In Night’s End it’s a new start for Ken Barber, a new apartment in a new city, a separation from his children which he feels is the best for them until he can get his life on track, find a new job and stay off the drink. Trying to reinvent himself as an internet sensation, a self-styled self-help guru, he has yet to find his niche or his audience, shooting in the dark and hoping to be a hit.
His best friend Terry Gilson suggesting that ghost channels are where the money is, inspired by a stuffed bird falling off a shelf apparently of its own volition in the background one of Ken’s videos, Ken investigates his turn-of-the-last-century domicile and discovers there was a death in the apartment in 1915, a young woman who he swiftly comes to suspect still haunts the rooms.
The opening night film of the FrightFest strand at the 2022 Glasgow Film Festival, Night’s End is directed by Jennifer Reeder from a script by Brett Neveu, principally told through the eyes of the reclusive shut-in Ken (Geno Walker), supported from afar by his friend Terry (Felonius Munk) and ex-wife Kelsey (Kate Arrington) and her ebullient new husband Isaac (Michael Shannon).

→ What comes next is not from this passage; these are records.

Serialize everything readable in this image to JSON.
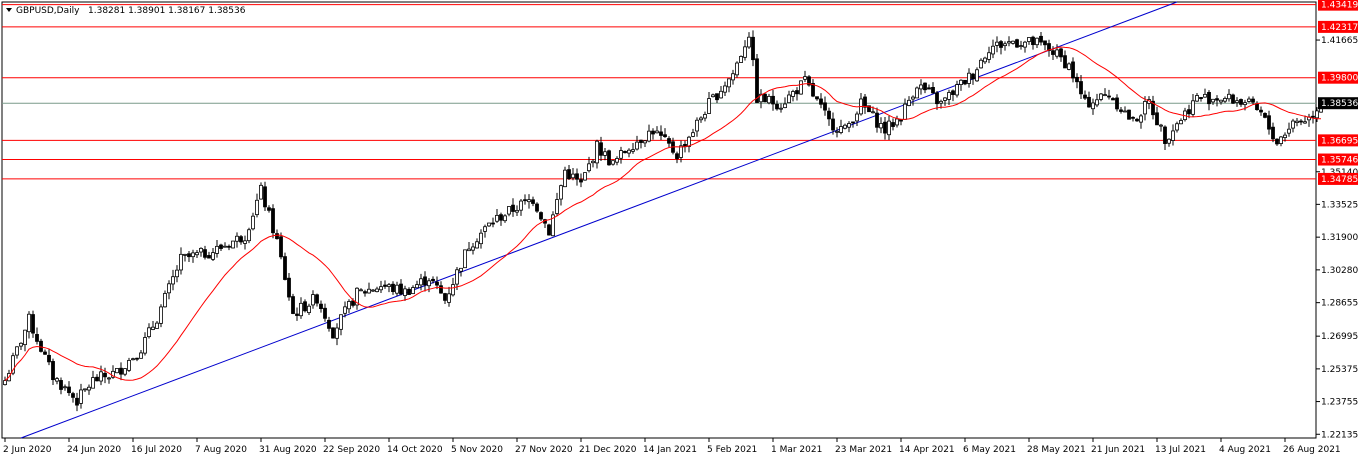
{
  "header": {
    "symbol_label": "GBPUSD,Daily",
    "ohlc": "1.38281 1.38901 1.38167 1.38536"
  },
  "chart_data": {
    "type": "candlestick",
    "price_range": [
      1.2195,
      1.4355
    ],
    "y_ticks": [
      1.41665,
      1.398,
      1.38536,
      1.36695,
      1.35746,
      1.3514,
      1.34785,
      1.33525,
      1.319,
      1.3028,
      1.28655,
      1.26995,
      1.25375,
      1.23755,
      1.22135
    ],
    "y_tick_labels": [
      "1.41665",
      "1.39800",
      "1.38536",
      "1.36695",
      "1.35746",
      "1.35140",
      "1.34785",
      "1.33525",
      "1.31900",
      "1.30280",
      "1.28655",
      "1.26995",
      "1.25375",
      "1.23755",
      "1.22135"
    ],
    "x_ticks": [
      {
        "label": "2 Jun 2020",
        "bar": 0
      },
      {
        "label": "24 Jun 2020",
        "bar": 16
      },
      {
        "label": "16 Jul 2020",
        "bar": 32
      },
      {
        "label": "7 Aug 2020",
        "bar": 48
      },
      {
        "label": "31 Aug 2020",
        "bar": 64
      },
      {
        "label": "22 Sep 2020",
        "bar": 80
      },
      {
        "label": "14 Oct 2020",
        "bar": 96
      },
      {
        "label": "5 Nov 2020",
        "bar": 112
      },
      {
        "label": "27 Nov 2020",
        "bar": 128
      },
      {
        "label": "21 Dec 2020",
        "bar": 144
      },
      {
        "label": "14 Jan 2021",
        "bar": 160
      },
      {
        "label": "5 Feb 2021",
        "bar": 176
      },
      {
        "label": "1 Mar 2021",
        "bar": 192
      },
      {
        "label": "23 Mar 2021",
        "bar": 208
      },
      {
        "label": "14 Apr 2021",
        "bar": 224
      },
      {
        "label": "6 May 2021",
        "bar": 240
      },
      {
        "label": "28 May 2021",
        "bar": 256
      },
      {
        "label": "21 Jun 2021",
        "bar": 272
      },
      {
        "label": "13 Jul 2021",
        "bar": 288
      },
      {
        "label": "4 Aug 2021",
        "bar": 304
      },
      {
        "label": "26 Aug 2021",
        "bar": 320
      }
    ],
    "bar_count": 330,
    "close_anchors": [
      [
        0,
        1.248
      ],
      [
        6,
        1.278
      ],
      [
        12,
        1.25
      ],
      [
        18,
        1.238
      ],
      [
        22,
        1.248
      ],
      [
        28,
        1.252
      ],
      [
        34,
        1.264
      ],
      [
        38,
        1.279
      ],
      [
        44,
        1.308
      ],
      [
        52,
        1.312
      ],
      [
        60,
        1.32
      ],
      [
        64,
        1.342
      ],
      [
        68,
        1.317
      ],
      [
        72,
        1.281
      ],
      [
        78,
        1.289
      ],
      [
        82,
        1.272
      ],
      [
        88,
        1.291
      ],
      [
        94,
        1.295
      ],
      [
        100,
        1.292
      ],
      [
        106,
        1.299
      ],
      [
        110,
        1.288
      ],
      [
        116,
        1.315
      ],
      [
        122,
        1.327
      ],
      [
        128,
        1.334
      ],
      [
        132,
        1.338
      ],
      [
        136,
        1.322
      ],
      [
        140,
        1.352
      ],
      [
        144,
        1.345
      ],
      [
        148,
        1.364
      ],
      [
        152,
        1.355
      ],
      [
        156,
        1.364
      ],
      [
        162,
        1.372
      ],
      [
        168,
        1.36
      ],
      [
        172,
        1.372
      ],
      [
        176,
        1.385
      ],
      [
        182,
        1.4
      ],
      [
        186,
        1.42
      ],
      [
        188,
        1.388
      ],
      [
        194,
        1.385
      ],
      [
        200,
        1.396
      ],
      [
        206,
        1.376
      ],
      [
        210,
        1.372
      ],
      [
        214,
        1.385
      ],
      [
        220,
        1.372
      ],
      [
        224,
        1.379
      ],
      [
        228,
        1.395
      ],
      [
        234,
        1.385
      ],
      [
        238,
        1.393
      ],
      [
        242,
        1.4
      ],
      [
        246,
        1.413
      ],
      [
        252,
        1.416
      ],
      [
        258,
        1.415
      ],
      [
        262,
        1.411
      ],
      [
        266,
        1.404
      ],
      [
        270,
        1.385
      ],
      [
        276,
        1.39
      ],
      [
        282,
        1.376
      ],
      [
        286,
        1.386
      ],
      [
        290,
        1.368
      ],
      [
        294,
        1.378
      ],
      [
        298,
        1.388
      ],
      [
        304,
        1.388
      ],
      [
        310,
        1.386
      ],
      [
        314,
        1.38
      ],
      [
        318,
        1.366
      ],
      [
        322,
        1.376
      ],
      [
        326,
        1.378
      ],
      [
        329,
        1.38536
      ]
    ],
    "moving_average": {
      "color": "#ff0000",
      "period": 21
    },
    "trendline": {
      "color": "#0000cd",
      "from": {
        "bar": 4,
        "price": 1.2195
      },
      "to": {
        "bar": 293,
        "price": 1.4355
      }
    },
    "current_price": 1.38536,
    "horizontal_levels": [
      {
        "price": 1.43419,
        "label": "1.43419"
      },
      {
        "price": 1.42317,
        "label": "1.42317"
      },
      {
        "price": 1.398,
        "label": "1.39800"
      },
      {
        "price": 1.36695,
        "label": "1.36695"
      },
      {
        "price": 1.35746,
        "label": "1.35746"
      },
      {
        "price": 1.34785,
        "label": "1.34785"
      }
    ],
    "colors": {
      "candle": "#000000",
      "level_line": "#ff0000",
      "level_tag": "#ff0000",
      "current_line": "#7a9a8a",
      "current_tag": "#000000",
      "border": "#000000"
    }
  }
}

Ken understandably disturbed by the noises he is hearing and his ectoplasmic projectile vomiting, he arranges a virtual audience with Ghosts and Their Personas author Colin Albertson (Lawrence Grimm) who offers guidance on the construction of a spirit jar which he guarantees can trap the lingering manifestation of Roberta Wellwood (Morgan S Reesh), but instead it is Ken who is overwhelmed, this time by death rather than by life.
A simple production involving only one principal set, the supporting cast present only via video calls, there are indications Night’s End might have been played better as a comedy, Albertson’s arch online persona and undisguised manipulation drawing the potentially interesting exploration of a man trying to reinvent and heal himself with the indulgence of his overenthusiastic friends regardless of the unsuitability of the course he has chosen to a parade of things that persistently go bump in the night.
Closer to the lockdown created Host which believed watching other people pretending to be scared is scary itself rather than The Cleansing Hour, screened during FrightFest’s last visit to Glasgow, Night’s End chooses not to develop the underlying premise of isolation and the susceptibility of those without anchor to the lure of internet “experts” and their obvious scams, offering instead cheap theatrics which play to the audience who follow “ghost channels,” blind to the unquestioning credulity which allows them to be exploited.